Version originale en allemand


Première édition: December 2020

L’aide en matière d’addictions (ou de dépendances) comprend l’ensemble des offres ambulatoires et résidentielles de conseil, sevrage, traitement, thérapie et réduction des risques, qui visent à aider les personnes concernées à sortir de la dépendance ou à réduire la consommation de substances, améliorer leur santé et s’intégrer dans la société. La prescription d’héroïne aux personnes fortement dépendantes d’opiacés et les traitements de substitution, principalement à la méthadone, font partie des mesures thérapeutiques. Parmi les offres de réduction des risques, mentionnons les centres de contact et de consultation, les locaux de consommation, les soupes populaires, l’accueil de nuit, les logements protégés, les programmes d’occupation et le travail social de proximité. Des offres ciblées sur la vie festive nocturne – information et conseil sur les sub­stances et leurs risques, drug checking mobile et travail social « hors murs » – s’adressent au groupe-cible, bien intégré socialement, des fêtard·e·s.

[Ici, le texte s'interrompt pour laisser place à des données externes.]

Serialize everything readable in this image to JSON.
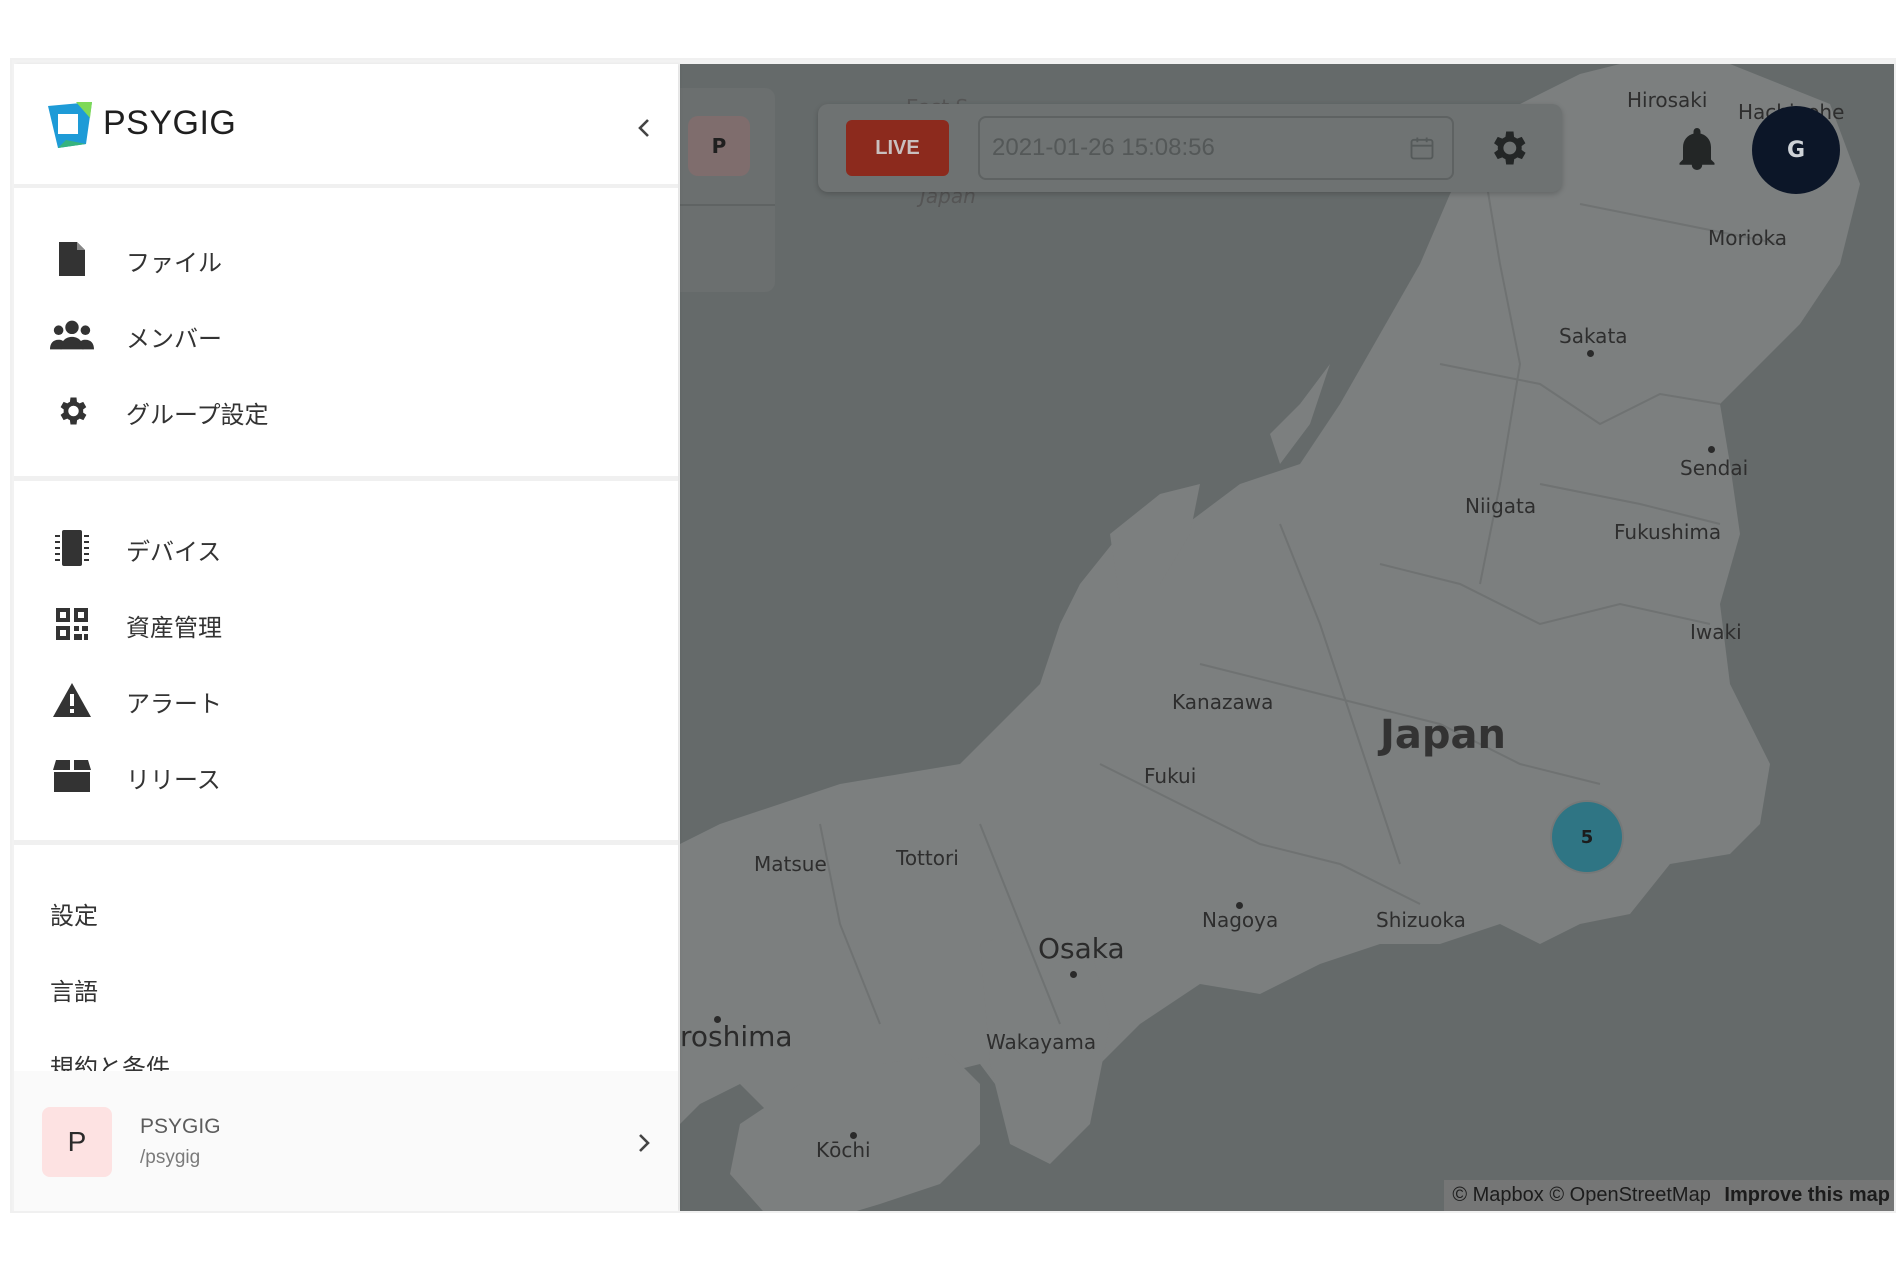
{
  "brand": {
    "name": "PSYGIG"
  },
  "nav": {
    "group1": [
      {
        "label": "ファイル",
        "icon": "file-icon"
      },
      {
        "label": "メンバー",
        "icon": "users-icon"
      },
      {
        "label": "グループ設定",
        "icon": "gear-icon"
      }
    ],
    "group2": [
      {
        "label": "デバイス",
        "icon": "chip-icon"
      },
      {
        "label": "資産管理",
        "icon": "qr-code-icon"
      },
      {
        "label": "アラート",
        "icon": "warning-icon"
      },
      {
        "label": "リリース",
        "icon": "box-icon"
      }
    ],
    "group3": [
      {
        "label": "設定"
      },
      {
        "label": "言語"
      },
      {
        "label": "規約と条件"
      }
    ]
  },
  "org": {
    "avatar_letter": "P",
    "name": "PSYGIG",
    "slug": "/psygig"
  },
  "group_card": {
    "avatar_letter": "P"
  },
  "toolbar": {
    "live_label": "LIVE",
    "datetime": "2021-01-26 15:08:56",
    "calendar_icon": "calendar-icon",
    "settings_icon": "gear-icon"
  },
  "header": {
    "bell_icon": "bell-icon",
    "user_avatar_letter": "G"
  },
  "map": {
    "labels": {
      "hirosaki": "Hirosaki",
      "hachinohe": "Hachinohe",
      "morioka": "Morioka",
      "sakata": "Sakata",
      "sendai": "Sendai",
      "niigata": "Niigata",
      "fukushima": "Fukushima",
      "iwaki": "Iwaki",
      "kanazawa": "Kanazawa",
      "japan": "Japan",
      "fukui": "Fukui",
      "matsue": "Matsue",
      "tottori": "Tottori",
      "osaka": "Osaka",
      "nagoya": "Nagoya",
      "shizuoka": "Shizuoka",
      "hiroshima": "roshima",
      "wakayama": "Wakayama",
      "kochi": "Kōchi",
      "sea_top_1": "East S",
      "sea_top_2": "Japan"
    },
    "cluster_count": "5",
    "attribution": {
      "mapbox": "© Mapbox",
      "osm": "© OpenStreetMap",
      "improve": "Improve this map"
    }
  },
  "colors": {
    "sidebar_bg": "#ffffff",
    "map_water": "#656a6a",
    "map_land": "#7f8282",
    "live_bg": "#8c2a1d",
    "cluster": "#2f7584",
    "avatar_bg": "#0c1628"
  }
}
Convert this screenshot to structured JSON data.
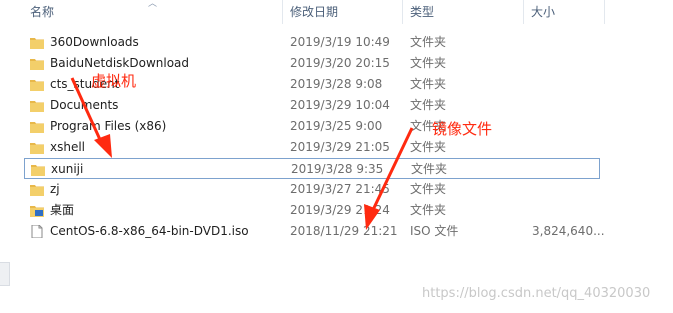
{
  "columns": {
    "name": "名称",
    "modified": "修改日期",
    "type": "类型",
    "size": "大小"
  },
  "files": [
    {
      "name": "360Downloads",
      "modified": "2019/3/19 10:49",
      "type": "文件夹",
      "size": "",
      "icon": "folder-icon"
    },
    {
      "name": "BaiduNetdiskDownload",
      "modified": "2019/3/20 20:15",
      "type": "文件夹",
      "size": "",
      "icon": "folder-icon"
    },
    {
      "name": "cts_student",
      "modified": "2019/3/28 9:08",
      "type": "文件夹",
      "size": "",
      "icon": "folder-icon"
    },
    {
      "name": "Documents",
      "modified": "2019/3/29 10:04",
      "type": "文件夹",
      "size": "",
      "icon": "folder-icon"
    },
    {
      "name": "Program Files (x86)",
      "modified": "2019/3/25 9:00",
      "type": "文件夹",
      "size": "",
      "icon": "folder-icon"
    },
    {
      "name": "xshell",
      "modified": "2019/3/29 21:05",
      "type": "文件夹",
      "size": "",
      "icon": "folder-icon"
    },
    {
      "name": "xuniji",
      "modified": "2019/3/28 9:35",
      "type": "文件夹",
      "size": "",
      "icon": "folder-icon",
      "selected": true
    },
    {
      "name": "zj",
      "modified": "2019/3/27 21:45",
      "type": "文件夹",
      "size": "",
      "icon": "folder-icon"
    },
    {
      "name": "桌面",
      "modified": "2019/3/29 21:24",
      "type": "文件夹",
      "size": "",
      "icon": "desktop-folder-icon"
    },
    {
      "name": "CentOS-6.8-x86_64-bin-DVD1.iso",
      "modified": "2018/11/29 21:21",
      "type": "ISO 文件",
      "size": "3,824,640...",
      "icon": "file-icon"
    }
  ],
  "annotations": {
    "vm_label": "虚拟机",
    "image_label": "镜像文件"
  },
  "watermark": "https://blog.csdn.net/qq_40320030",
  "colors": {
    "annotation": "#ff2a10",
    "folder": "#e8b84a",
    "selection_border": "#7da2ce"
  }
}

La Suisse dispose d’un dispositif diversifié et bien développé d’aide en matière d’addictions. Mis en place à la fin du XIXe siècle pour lutter contre l’alcoolisme, il s’est recentré quelque cent ans plus tard sur les problématiques de la consommation d’héroïne et des scènes ouvertes dans les grandes villes. Les offres sont du ressort des cantons ou des communes, qui créent des services nécessaires ou soutiennent des institutions privées.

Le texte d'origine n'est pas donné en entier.